The International Cricket Council (ICC) on Wednesday constituted a three-member conflict resolution committee after the Pakistan Cricket Board (PCB) initiated a dispute resolution process against the Board of Control for Cricket in India (BCCI).
The panel — comprising Michael Beloff, Jan Paulsson and Annabelle Bennett — will conduct a three-day hearing in Dubai to arbitrate in the legal dispute between the two cricketing nations.
The dates for the hearing will be communicated to all parties in due course and the decision of the dispute panel and the reasons therefore will be made public.
In a notice sent to the world cricketing body in November 2017, the PCB had asked the ICC to set up a Dispute Resolution Committee to adjudicate the matter.

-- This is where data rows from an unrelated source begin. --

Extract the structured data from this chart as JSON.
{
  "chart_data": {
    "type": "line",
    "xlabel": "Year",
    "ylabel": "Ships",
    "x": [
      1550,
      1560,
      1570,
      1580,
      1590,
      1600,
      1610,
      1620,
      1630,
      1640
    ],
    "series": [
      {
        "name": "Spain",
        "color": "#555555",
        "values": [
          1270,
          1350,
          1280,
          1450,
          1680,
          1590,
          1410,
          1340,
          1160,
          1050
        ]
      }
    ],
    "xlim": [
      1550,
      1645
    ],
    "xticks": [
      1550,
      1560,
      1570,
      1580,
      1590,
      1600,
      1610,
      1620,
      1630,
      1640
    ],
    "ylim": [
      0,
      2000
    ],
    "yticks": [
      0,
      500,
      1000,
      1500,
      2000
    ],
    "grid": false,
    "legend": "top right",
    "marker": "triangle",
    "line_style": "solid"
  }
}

The notice was sent after PCB sent a $70 million 'Notice of Dispute' to BCCI for breaching the 2014 Memorandum of Understanding (MoU) between the two cricketing bodies, in which six bilateral series were scheduled to take place between 2015 and 2022.
Since BCCI did not respond to the notice, PCB took the next step under ICC rules to request an arbitration panel.
Of the six bilateral series initially agreed upon in the MoU signed in 2014, revenue from four series was supposed to go to Pakistan and two series were meant to generate money for India.
Najam Sethi, then PCB executive committee chairman, while talking to the press in December 2016, had said, “PCB has suffered a loss of $200 million because India refused to play the promised series against Pakistan.”
With Pakistan-India ties consistently at a low, it is unlikely that the arch-rivals will be playing a series against each other in the near future.
The Notice of Dispute was the latest in a series of events that characterise the PCB-BCCI tussle.
When India first refused to participate in a cricket series with Pakistan, PCB's top executives, including Sethi and Shaharyar Khan, paid a visit to Mumbai in October, 2015 on invitation of then BCCI president Shashank Manohar and secretary Anurag Thakur.
The meeting got cancelled as Shiv Sena 'hooligans' stormed the BCCI headquarters, disrupting any chances of the two boards meeting to discuss the possibility of reviving bilateral series, which at that point had been at a halt for eight years.
The PCB, after repeated failed efforts to revive cricketing ties with India decided to take legal action, and filed its notice to the BCCI.